手作業による検品、出荷ラベル貼り付けなどで一部商品の出荷を実施
10月19日に発生したランサムウェア攻撃によるシステム障害でり、BtoB向けECサイト「ASKUL」「ソロエルアリーナ」、BtoC向けECサイト「LOHACO(ロハコ)」における受注・出荷業務を停止。10月29日から、一部のユーザー・商品を対象にFAX注文・手運用による出荷を始めた。その後も段階的に対象商品を拡大。「ソロエルアリーナ」でのWeb注文再開などを進めている。
今回取材したのは、11月10日から出荷を再開した「ASKUL 横浜 DC」で実施している現場。従来は端末「ハンディターミナル」を活用して商品情報、個数、商品の保管場所など出荷に必要な情報を確認していたが、現在はシステム障害によりWMSが停止しているため、必要な情報を紙に印刷し、目検と手作業でフルフィルメント業務にあたっている。



集荷した商品への配送ラベルの貼り付けも、紙と見比べながらの作業。通常時は、全体の7割ほどをロボット「オートラベラー」とを活用して自動で貼り付けている。


自動倉庫などのマテハンも稼働停止中
通常時は稼働しているマテリアルハンドリング(マテハン)も停止中。コンテナがローラーコンベアの途中で止まり、自動倉庫でピッキングするロボットも停止している。

アスクルは物流業務を12月上旬に本格復旧する予定。
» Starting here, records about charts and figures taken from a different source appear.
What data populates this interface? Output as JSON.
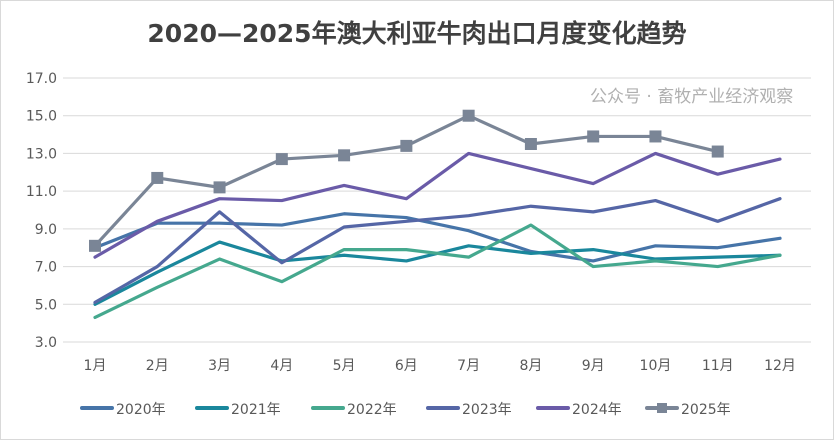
{
  "chart_data": {
    "type": "line",
    "title": "2020—2025年澳大利亚牛肉出口月度变化趋势",
    "xlabel": "",
    "ylabel": "",
    "categories": [
      "1月",
      "2月",
      "3月",
      "4月",
      "5月",
      "6月",
      "7月",
      "8月",
      "9月",
      "10月",
      "11月",
      "12月"
    ],
    "ylim": [
      3.0,
      17.0
    ],
    "yticks": [
      "3.0",
      "5.0",
      "7.0",
      "9.0",
      "11.0",
      "13.0",
      "15.0",
      "17.0"
    ],
    "grid": true,
    "legend": "bottom",
    "series": [
      {
        "name": "2020年",
        "color": "#4674a8",
        "marker": false,
        "values": [
          8.0,
          9.3,
          9.3,
          9.2,
          9.8,
          9.6,
          8.9,
          7.8,
          7.3,
          8.1,
          8.0,
          8.5
        ]
      },
      {
        "name": "2021年",
        "color": "#1a879c",
        "marker": false,
        "values": [
          5.0,
          6.7,
          8.3,
          7.3,
          7.6,
          7.3,
          8.1,
          7.7,
          7.9,
          7.4,
          7.5,
          7.6
        ]
      },
      {
        "name": "2022年",
        "color": "#45a88e",
        "marker": false,
        "values": [
          4.3,
          5.9,
          7.4,
          6.2,
          7.9,
          7.9,
          7.5,
          9.2,
          7.0,
          7.3,
          7.0,
          7.6
        ]
      },
      {
        "name": "2023年",
        "color": "#5566a6",
        "marker": false,
        "values": [
          5.1,
          7.0,
          9.9,
          7.2,
          9.1,
          9.4,
          9.7,
          10.2,
          9.9,
          10.5,
          9.4,
          10.6
        ]
      },
      {
        "name": "2024年",
        "color": "#6a5ba8",
        "marker": false,
        "values": [
          7.5,
          9.4,
          10.6,
          10.5,
          11.3,
          10.6,
          13.0,
          12.2,
          11.4,
          13.0,
          11.9,
          12.7
        ]
      },
      {
        "name": "2025年",
        "color": "#7a8596",
        "marker": true,
        "values": [
          8.1,
          11.7,
          11.2,
          12.7,
          12.9,
          13.4,
          15.0,
          13.5,
          13.9,
          13.9,
          13.1,
          null
        ]
      }
    ]
  },
  "watermark": "公众号 · 畜牧产业经济观察"
}
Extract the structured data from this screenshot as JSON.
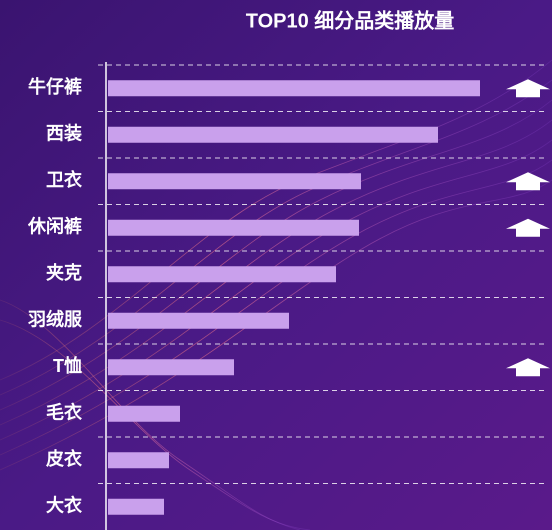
{
  "chart_data": {
    "type": "bar",
    "orientation": "horizontal",
    "title": "TOP10 细分品类播放量",
    "categories": [
      "牛仔裤",
      "西装",
      "卫衣",
      "休闲裤",
      "夹克",
      "羽绒服",
      "T恤",
      "毛衣",
      "皮衣",
      "大衣"
    ],
    "values": [
      372,
      330,
      253,
      251,
      228,
      181,
      126,
      72,
      61,
      56
    ],
    "up_arrow": [
      true,
      false,
      true,
      true,
      false,
      false,
      true,
      false,
      false,
      false
    ],
    "color": "#c9a0ec"
  }
}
本格復旧では、「ASKUL」での注文、一部物流センターからの通常出荷(箱単位ではなく、単品での注文受付、物流センター在庫全商品の出荷)、順次稼働センターの拡大を実施する。「LOHACO」のサービス再開時期は未定だが、「ASKUL」本格復旧開始後に再開する予定という。
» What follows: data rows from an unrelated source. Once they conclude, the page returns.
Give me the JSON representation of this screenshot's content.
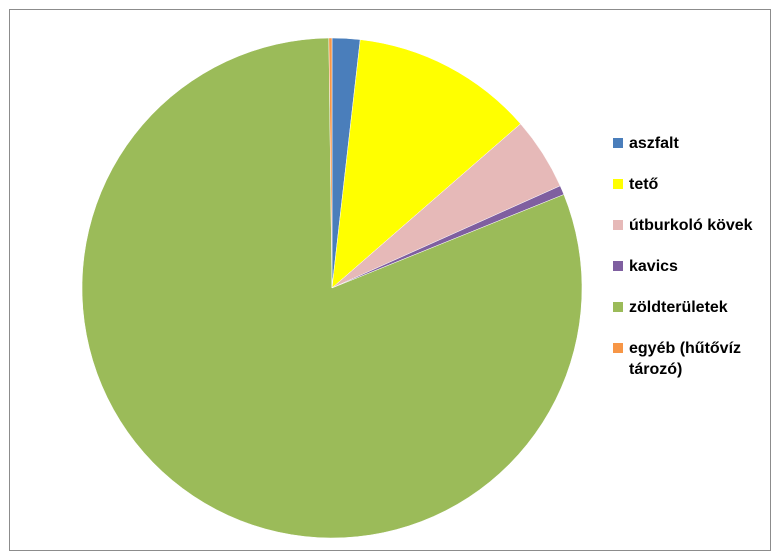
{
  "chart_data": {
    "type": "pie",
    "title": "",
    "legend_position": "right",
    "slices": [
      {
        "label": "aszfalt",
        "value": 1.8,
        "color": "#4a7ebb"
      },
      {
        "label": "tető",
        "value": 11.8,
        "color": "#ffff00"
      },
      {
        "label": "útburkoló kövek",
        "value": 4.7,
        "color": "#e6b9b8"
      },
      {
        "label": "kavics",
        "value": 0.6,
        "color": "#7f5fa0"
      },
      {
        "label": "zöldterületek",
        "value": 80.9,
        "color": "#9bbb59"
      },
      {
        "label": "egyéb (hűtővíz\ntározó)",
        "value": 0.2,
        "color": "#f79646"
      }
    ]
  }
}
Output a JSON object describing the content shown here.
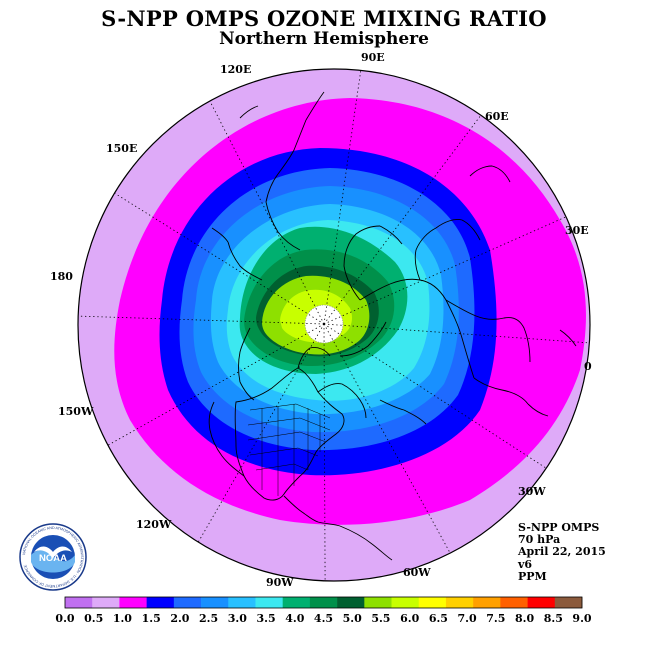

アスクルは10月19日に「ランサムウェア感染によるシステム障害発生のお知らせとお詫び」の公表して以降、サービスの普及状況を逐次公開。11月19日までに第10報の進捗(しんちょく)状況を公開している。
手運用による一部サービス再開、普及状況の透明性、情報システム部門などが不眠不休の対応に追われているであろう状況を踏まえ、X(旧Twitter)では、「アスクル頑張れぇ!」「アスクルの進捗報告って誠実でいいお手本になっている」「(アスクルのサービスが停止して)なくなってわかるありがたみ」といった声があがっている。